Why would you want to accept a pay cut?
While the changes could be a big problem for retirees that are already struggling to make ends meet, they could fantastic for some others who don’t need the current minimum to live off but are forced to take it.
All superannuation funds are designed to be entirely paid out eventually, which is why the minimum amount paid out grows larger with age.
It begins at 4% of fund balances on retirement and ranges all of the way up to 14% a year for those aged 95 and above.
However, because of the changes all of those rates have temporarily halved, meaning the new minimum is 2% ranging up to 7% of the fund balance.
That applies to all account-based pensions and annuities, allocated pensions and annuities and market-linked pensions and annuities for the 2019–20 and the 2020–21 financial years.
Lower pensions about to be sent to bank accounts
In practice, most funds reassess their pension payments at the end of the financial year so the new pension rates will begin to be sent out to bank accounts very shortly but can be changed if the fund member needs more money to live on.

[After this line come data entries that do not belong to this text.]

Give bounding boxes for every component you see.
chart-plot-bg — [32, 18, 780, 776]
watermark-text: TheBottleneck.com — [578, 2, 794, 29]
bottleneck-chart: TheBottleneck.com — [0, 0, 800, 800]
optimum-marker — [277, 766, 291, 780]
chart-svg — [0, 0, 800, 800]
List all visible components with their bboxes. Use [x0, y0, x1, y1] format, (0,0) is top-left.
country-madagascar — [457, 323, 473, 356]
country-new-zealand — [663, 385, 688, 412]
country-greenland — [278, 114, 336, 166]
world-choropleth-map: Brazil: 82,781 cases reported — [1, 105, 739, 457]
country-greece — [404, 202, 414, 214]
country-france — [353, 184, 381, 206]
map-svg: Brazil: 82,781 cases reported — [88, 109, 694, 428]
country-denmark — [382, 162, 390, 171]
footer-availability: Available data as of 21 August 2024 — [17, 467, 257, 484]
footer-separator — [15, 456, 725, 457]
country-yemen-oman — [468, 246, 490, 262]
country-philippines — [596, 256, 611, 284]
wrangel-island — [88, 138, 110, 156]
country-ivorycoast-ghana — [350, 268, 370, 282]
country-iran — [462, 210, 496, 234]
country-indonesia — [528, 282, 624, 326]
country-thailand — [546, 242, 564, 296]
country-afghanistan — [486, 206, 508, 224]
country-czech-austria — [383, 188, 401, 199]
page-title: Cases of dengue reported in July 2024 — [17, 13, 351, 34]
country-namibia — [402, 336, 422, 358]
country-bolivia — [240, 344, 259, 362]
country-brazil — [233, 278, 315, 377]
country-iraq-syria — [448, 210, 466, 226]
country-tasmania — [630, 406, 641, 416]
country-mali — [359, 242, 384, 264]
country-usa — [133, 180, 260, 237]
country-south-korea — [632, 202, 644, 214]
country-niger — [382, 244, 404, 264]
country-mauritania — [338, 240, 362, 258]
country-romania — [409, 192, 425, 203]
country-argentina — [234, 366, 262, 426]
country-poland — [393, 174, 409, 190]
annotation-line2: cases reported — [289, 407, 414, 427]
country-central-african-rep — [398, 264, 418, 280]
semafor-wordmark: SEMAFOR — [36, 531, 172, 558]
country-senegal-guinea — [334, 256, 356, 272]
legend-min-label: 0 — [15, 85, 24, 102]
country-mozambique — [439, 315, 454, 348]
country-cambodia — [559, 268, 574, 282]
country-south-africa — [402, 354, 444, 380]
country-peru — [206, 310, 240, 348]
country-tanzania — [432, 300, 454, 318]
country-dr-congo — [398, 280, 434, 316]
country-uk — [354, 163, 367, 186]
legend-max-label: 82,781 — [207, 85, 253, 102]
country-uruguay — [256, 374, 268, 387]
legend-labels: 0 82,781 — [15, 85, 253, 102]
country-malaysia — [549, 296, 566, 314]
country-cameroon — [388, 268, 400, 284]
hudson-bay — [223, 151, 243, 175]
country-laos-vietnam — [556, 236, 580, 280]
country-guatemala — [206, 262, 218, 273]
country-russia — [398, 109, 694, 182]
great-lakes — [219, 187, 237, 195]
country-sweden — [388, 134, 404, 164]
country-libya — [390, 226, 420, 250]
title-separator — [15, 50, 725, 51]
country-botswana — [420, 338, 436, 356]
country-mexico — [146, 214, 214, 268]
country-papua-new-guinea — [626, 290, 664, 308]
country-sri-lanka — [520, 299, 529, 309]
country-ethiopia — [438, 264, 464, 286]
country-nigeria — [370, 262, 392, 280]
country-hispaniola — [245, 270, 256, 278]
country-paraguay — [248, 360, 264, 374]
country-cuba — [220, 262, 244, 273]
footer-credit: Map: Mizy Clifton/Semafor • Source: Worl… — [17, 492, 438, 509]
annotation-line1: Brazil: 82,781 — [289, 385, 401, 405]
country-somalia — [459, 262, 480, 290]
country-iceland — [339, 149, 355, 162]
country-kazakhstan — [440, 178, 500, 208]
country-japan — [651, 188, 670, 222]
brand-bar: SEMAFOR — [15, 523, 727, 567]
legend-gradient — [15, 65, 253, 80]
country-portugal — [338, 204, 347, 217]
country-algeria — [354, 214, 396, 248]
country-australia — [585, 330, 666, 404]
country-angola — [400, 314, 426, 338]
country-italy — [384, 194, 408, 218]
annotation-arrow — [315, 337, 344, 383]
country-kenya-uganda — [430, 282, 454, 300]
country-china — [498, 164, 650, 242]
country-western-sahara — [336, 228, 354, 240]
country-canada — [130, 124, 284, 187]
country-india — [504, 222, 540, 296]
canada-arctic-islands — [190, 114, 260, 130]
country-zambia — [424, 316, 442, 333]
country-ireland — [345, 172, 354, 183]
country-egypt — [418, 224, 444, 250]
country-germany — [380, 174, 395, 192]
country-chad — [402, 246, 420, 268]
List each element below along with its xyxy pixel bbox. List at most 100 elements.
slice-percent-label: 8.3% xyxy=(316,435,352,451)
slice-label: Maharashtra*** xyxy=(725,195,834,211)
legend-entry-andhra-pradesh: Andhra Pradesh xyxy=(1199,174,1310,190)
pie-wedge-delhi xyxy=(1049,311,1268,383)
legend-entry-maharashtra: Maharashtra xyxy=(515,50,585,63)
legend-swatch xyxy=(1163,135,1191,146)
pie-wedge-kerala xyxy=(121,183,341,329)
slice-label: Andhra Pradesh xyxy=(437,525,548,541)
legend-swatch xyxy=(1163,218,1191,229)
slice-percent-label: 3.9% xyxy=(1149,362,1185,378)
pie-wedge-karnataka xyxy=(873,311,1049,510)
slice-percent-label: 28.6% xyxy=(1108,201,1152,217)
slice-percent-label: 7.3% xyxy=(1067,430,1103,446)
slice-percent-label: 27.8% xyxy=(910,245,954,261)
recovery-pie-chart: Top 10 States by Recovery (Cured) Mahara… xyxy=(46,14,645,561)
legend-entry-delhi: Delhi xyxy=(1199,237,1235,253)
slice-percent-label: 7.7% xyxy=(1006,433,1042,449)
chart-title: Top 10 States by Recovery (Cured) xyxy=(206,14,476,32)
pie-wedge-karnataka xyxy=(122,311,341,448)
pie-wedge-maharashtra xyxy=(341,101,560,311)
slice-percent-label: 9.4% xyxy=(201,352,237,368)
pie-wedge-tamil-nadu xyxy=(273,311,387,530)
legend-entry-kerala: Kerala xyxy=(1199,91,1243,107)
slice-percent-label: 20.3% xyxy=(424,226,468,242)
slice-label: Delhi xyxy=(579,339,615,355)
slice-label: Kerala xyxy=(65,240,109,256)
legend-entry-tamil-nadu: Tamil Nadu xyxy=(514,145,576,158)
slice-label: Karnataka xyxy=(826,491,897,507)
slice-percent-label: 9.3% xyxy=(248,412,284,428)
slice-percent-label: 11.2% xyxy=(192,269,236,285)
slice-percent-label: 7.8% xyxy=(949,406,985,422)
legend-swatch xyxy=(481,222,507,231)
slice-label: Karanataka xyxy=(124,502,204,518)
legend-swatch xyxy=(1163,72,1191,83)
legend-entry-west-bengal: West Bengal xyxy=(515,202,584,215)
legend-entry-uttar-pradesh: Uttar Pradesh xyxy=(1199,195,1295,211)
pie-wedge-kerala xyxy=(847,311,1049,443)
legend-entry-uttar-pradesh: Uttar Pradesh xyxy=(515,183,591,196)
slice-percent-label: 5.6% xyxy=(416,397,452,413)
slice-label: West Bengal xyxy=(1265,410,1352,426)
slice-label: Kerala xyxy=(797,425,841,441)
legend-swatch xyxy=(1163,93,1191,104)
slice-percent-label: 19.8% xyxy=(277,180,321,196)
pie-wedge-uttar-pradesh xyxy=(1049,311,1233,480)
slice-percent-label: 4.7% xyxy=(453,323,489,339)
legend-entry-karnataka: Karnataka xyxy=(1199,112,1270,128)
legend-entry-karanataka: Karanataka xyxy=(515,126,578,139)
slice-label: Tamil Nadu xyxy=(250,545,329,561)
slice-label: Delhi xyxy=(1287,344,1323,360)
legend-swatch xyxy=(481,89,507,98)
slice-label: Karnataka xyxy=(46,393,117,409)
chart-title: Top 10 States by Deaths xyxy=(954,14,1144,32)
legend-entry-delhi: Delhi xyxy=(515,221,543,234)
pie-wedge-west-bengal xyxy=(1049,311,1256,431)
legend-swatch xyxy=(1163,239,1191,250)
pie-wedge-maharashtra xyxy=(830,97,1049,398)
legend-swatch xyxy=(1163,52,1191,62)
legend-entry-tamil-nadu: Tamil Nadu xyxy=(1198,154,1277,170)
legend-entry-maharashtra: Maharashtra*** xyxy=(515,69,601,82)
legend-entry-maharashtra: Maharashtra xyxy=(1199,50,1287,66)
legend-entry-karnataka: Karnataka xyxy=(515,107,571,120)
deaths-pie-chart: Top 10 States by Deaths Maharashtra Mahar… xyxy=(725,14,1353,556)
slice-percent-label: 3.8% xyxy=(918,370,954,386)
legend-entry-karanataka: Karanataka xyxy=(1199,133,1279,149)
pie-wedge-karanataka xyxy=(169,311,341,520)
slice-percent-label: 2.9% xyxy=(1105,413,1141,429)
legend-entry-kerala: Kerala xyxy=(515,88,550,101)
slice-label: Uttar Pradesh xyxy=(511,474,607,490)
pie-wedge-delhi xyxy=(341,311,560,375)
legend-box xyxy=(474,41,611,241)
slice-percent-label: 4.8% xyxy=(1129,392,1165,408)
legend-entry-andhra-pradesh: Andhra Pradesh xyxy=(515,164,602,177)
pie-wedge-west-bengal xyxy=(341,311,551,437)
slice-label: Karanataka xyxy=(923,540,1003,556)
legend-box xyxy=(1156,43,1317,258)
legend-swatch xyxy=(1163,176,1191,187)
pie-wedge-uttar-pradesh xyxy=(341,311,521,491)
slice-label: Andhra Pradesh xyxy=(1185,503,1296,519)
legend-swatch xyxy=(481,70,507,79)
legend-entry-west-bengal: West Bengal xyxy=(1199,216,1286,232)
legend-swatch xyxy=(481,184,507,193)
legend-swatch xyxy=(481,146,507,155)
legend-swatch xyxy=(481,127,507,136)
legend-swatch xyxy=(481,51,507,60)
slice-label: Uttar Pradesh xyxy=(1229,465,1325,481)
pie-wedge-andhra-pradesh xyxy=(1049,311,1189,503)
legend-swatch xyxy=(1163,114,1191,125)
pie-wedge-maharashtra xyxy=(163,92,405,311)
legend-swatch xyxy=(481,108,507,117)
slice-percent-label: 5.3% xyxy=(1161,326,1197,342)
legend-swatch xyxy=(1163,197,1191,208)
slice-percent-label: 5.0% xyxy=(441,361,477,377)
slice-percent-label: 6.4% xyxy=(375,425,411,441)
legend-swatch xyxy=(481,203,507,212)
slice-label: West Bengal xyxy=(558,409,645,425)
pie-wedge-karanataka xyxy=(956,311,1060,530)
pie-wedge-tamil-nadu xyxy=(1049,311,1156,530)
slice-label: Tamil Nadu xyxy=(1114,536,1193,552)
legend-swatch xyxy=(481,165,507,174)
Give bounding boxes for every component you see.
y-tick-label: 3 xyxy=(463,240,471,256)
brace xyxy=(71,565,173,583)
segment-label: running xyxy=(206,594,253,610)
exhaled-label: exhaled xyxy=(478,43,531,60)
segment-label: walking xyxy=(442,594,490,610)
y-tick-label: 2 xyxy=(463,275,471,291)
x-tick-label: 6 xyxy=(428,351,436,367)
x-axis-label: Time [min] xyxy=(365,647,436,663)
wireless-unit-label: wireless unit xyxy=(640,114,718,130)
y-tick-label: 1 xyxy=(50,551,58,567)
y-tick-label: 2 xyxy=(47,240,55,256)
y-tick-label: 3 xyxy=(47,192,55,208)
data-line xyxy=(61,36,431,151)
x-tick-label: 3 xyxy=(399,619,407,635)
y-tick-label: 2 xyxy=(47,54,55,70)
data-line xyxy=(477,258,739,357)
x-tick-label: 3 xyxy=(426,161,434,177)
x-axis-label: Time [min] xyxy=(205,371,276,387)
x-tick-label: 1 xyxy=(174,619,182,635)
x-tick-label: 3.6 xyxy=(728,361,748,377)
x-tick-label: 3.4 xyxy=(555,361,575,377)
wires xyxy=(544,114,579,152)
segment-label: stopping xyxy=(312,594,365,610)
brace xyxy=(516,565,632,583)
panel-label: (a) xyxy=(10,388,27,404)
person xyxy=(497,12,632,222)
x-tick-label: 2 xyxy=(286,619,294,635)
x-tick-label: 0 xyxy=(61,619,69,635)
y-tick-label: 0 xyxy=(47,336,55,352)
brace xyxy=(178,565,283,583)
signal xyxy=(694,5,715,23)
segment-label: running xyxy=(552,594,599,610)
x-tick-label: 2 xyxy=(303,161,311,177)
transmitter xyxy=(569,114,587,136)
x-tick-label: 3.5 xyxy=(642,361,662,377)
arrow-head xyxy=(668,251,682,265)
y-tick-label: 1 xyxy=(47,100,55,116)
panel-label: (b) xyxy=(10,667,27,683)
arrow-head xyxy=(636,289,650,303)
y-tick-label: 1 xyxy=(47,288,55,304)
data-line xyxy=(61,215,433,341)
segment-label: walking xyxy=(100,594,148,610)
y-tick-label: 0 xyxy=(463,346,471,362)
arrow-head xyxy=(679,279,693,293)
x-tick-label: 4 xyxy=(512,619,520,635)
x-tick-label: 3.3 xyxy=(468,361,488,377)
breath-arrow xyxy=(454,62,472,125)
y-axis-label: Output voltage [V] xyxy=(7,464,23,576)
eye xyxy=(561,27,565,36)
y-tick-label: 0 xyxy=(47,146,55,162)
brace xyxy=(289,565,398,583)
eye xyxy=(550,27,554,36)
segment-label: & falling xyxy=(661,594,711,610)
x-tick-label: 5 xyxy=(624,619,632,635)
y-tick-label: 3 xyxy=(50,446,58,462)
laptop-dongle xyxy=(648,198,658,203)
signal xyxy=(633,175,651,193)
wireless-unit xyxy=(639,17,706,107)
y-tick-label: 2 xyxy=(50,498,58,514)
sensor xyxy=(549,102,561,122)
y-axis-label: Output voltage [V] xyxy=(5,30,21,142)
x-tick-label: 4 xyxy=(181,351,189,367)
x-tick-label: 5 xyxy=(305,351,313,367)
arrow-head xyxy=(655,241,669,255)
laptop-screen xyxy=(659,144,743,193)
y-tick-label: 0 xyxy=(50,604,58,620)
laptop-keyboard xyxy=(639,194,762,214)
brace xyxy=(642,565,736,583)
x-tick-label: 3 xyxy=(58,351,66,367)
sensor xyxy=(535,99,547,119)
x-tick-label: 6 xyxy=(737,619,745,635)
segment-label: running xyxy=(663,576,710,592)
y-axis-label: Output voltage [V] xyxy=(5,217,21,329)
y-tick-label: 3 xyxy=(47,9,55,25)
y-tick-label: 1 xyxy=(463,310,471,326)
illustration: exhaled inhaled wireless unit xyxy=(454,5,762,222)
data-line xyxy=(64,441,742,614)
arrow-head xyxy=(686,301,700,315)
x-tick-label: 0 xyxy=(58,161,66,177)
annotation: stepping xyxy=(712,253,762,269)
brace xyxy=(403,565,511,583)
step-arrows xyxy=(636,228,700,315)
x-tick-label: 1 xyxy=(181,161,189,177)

The major reason for welcoming the new lower minimum drawdown amount is because it allows you to use less of their superannuation nest egg, which prevents the potential sale of assets at cyclical lows and preserves a larger amount of their savings in an environment where it attracts little or no tax.
Similar changes happened during the GFC when minimum withdrawal amounts were cut to avoid dramatic reductions in superannuation balances, although at that stage there were many fewer people living off their superannuation savings,
None of the changes will apply to aged pensions or other government welfare payments – they are only changes to minimum withdrawal percentages for superannuation in pension mode.